Randall called his court battle a “nightmare.” After a judge granted him six months to make a series of repairs, he said he went “above and beyond” to satisfy the court to no avail. After spending thousands on renovations — brickwork, new stucco and paint, and new windows — the judge still signed off on the conservatorship, he said.

“The petitioner pointed out tiny problems with the work. The court believed them, not me. And just like that, my conditional relief was revoked. I was devastated,” said Randall.

Grossman has said Randall’s work was “absolutely substandard,” and that he did not fulfill his obligations to the court.

Thursday’s hearing also included testimony from researchers at the University of Pennsylvania who reviewed every Act 135 petition filed in Philadelphia between October 2009 and February 2024.

Elizabeth Shackney, who co-authored the report, conducted by the Advocacy for Racial and Civil Justice Clinic, told lawmakers that more than half of the 670 petitions were filed in Philadelphia neighborhoods where residents are at risk of displacement as a result of gentrification — and that Black and Asian American property owners were disproportionately impacted by Act 135 petitions.

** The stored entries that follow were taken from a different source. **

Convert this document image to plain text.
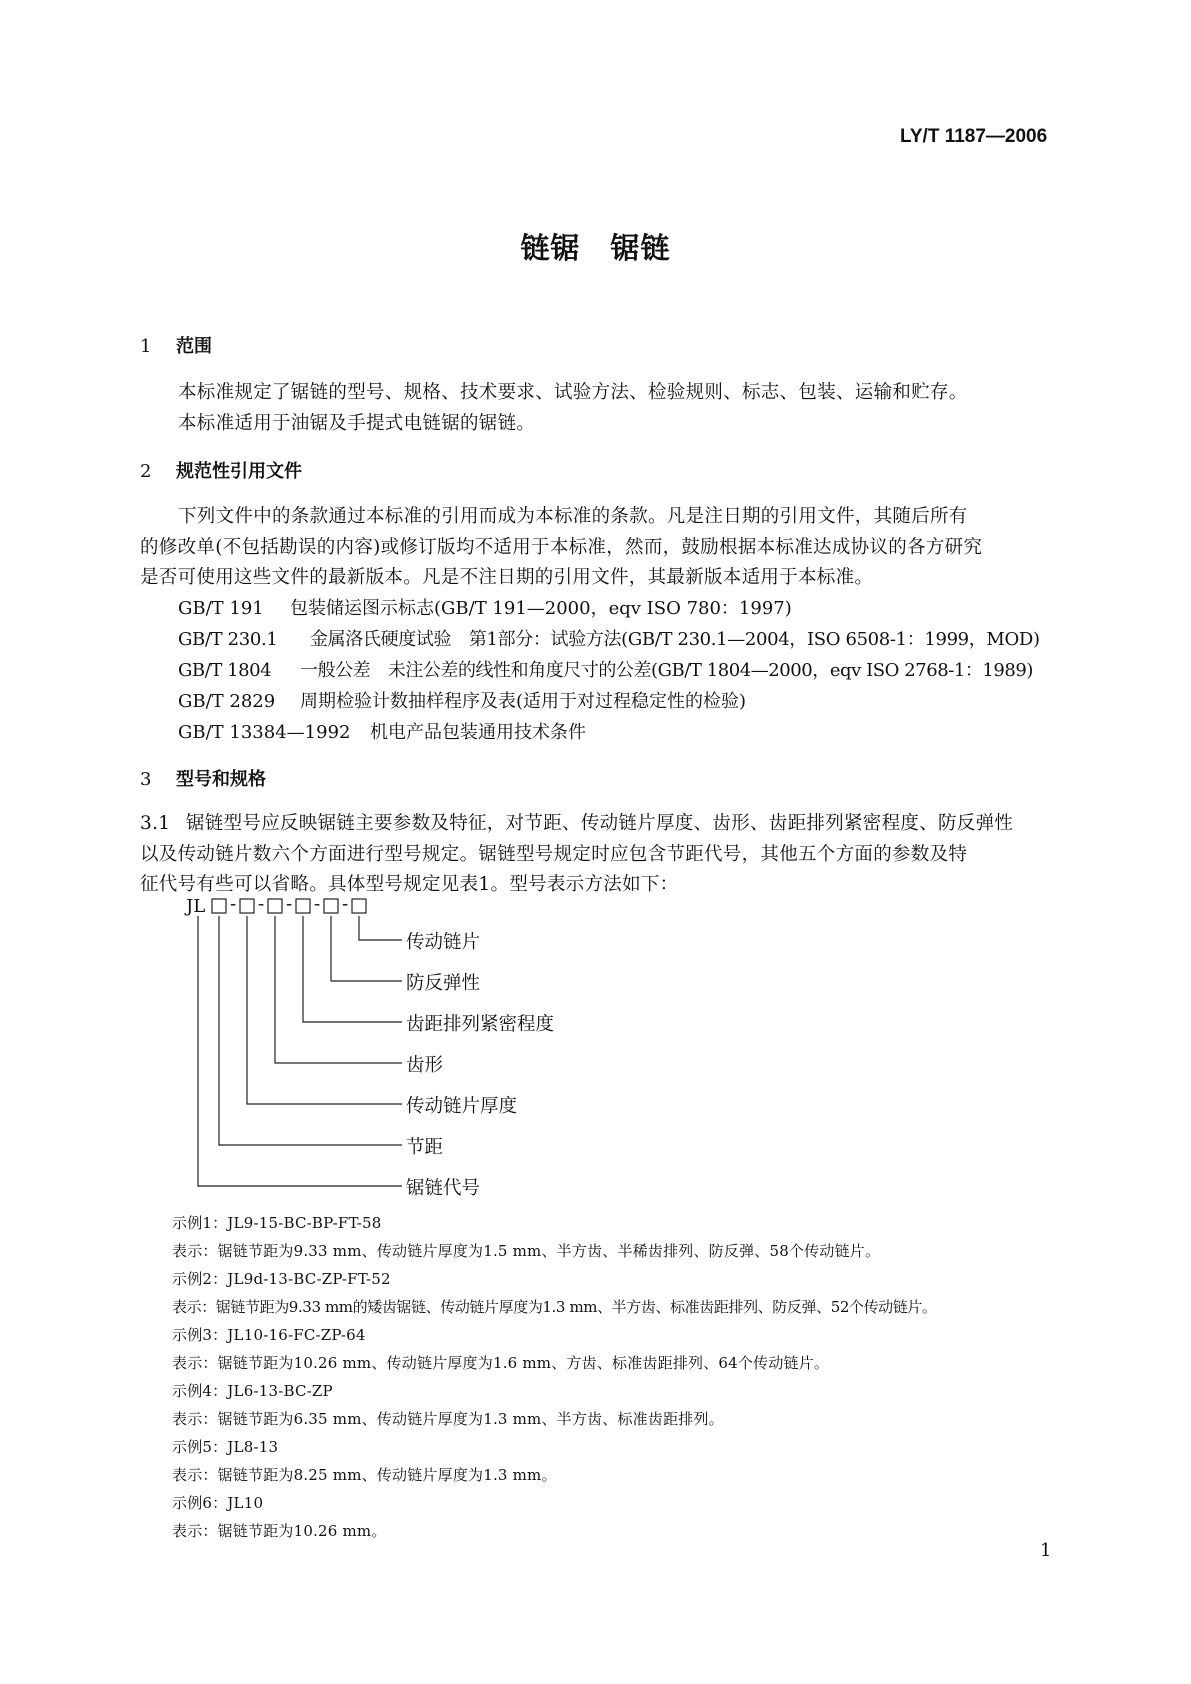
LY/T 1187—2006
链锯　锯链
1 范围
本标准规定了锯链的型号、规格、技术要求、试验方法、检验规则、标志、包装、运输和贮存。
本标准适用于油锯及手提式电链锯的锯链。
2 规范性引用文件
下列文件中的条款通过本标准的引用而成为本标准的条款。凡是注日期的引用文件，其随后所有
的修改单(不包括勘误的内容)或修订版均不适用于本标准，然而，鼓励根据本标准达成协议的各方研究
是否可使用这些文件的最新版本。凡是不注日期的引用文件，其最新版本适用于本标准。
GB/T 191 包装储运图示标志(GB/T 191—2000，eqv ISO 780：1997)
GB/T 230.1 金属洛氏硬度试验　第1部分：试验方法(GB/T 230.1—2004，ISO 6508-1：1999，MOD)
GB/T 1804 一般公差　未注公差的线性和角度尺寸的公差(GB/T 1804—2000，eqv ISO 2768-1：1989)
GB/T 2829 周期检验计数抽样程序及表(适用于对过程稳定性的检验)
GB/T 13384—1992 机电产品包装通用技术条件
3 型号和规格
3.1 锯链型号应反映锯链主要参数及特征，对节距、传动链片厚度、齿形、齿距排列紧密程度、防反弹性
以及传动链片数六个方面进行型号规定。锯链型号规定时应包含节距代号，其他五个方面的参数及特
征代号有些可以省略。具体型号规定见表1。型号表示方法如下：
JL - - - - -
传动链片
防反弹性
齿距排列紧密程度
齿形
传动链片厚度
节距
锯链代号
示例1：JL9-15-BC-BP-FT-58
表示：锯链节距为9.33 mm、传动链片厚度为1.5 mm、半方齿、半稀齿排列、防反弹、58个传动链片。
示例2：JL9d-13-BC-ZP-FT-52
表示：锯链节距为9.33 mm的矮齿锯链、传动链片厚度为1.3 mm、半方齿、标准齿距排列、防反弹、52个传动链片。
示例3：JL10-16-FC-ZP-64
表示：锯链节距为10.26 mm、传动链片厚度为1.6 mm、方齿、标准齿距排列、64个传动链片。
示例4：JL6-13-BC-ZP
表示：锯链节距为6.35 mm、传动链片厚度为1.3 mm、半方齿、标准齿距排列。
示例5：JL8-13
表示：锯链节距为8.25 mm、传动链片厚度为1.3 mm。
示例6：JL10
表示：锯链节距为10.26 mm。
1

In Philadelphia, Black residents own 35.6% of homes but account for 42.7% of respondents, according to the report. Asian American homeowners represented 11.8% of respondents but Asian American residents own 7.2% of homes.

“Act 135 was not intended to provide an end run for developers to acquire houses from vulnerable homeowners. Act 135 was enacted to combat blight through community-led development,” said Shackney.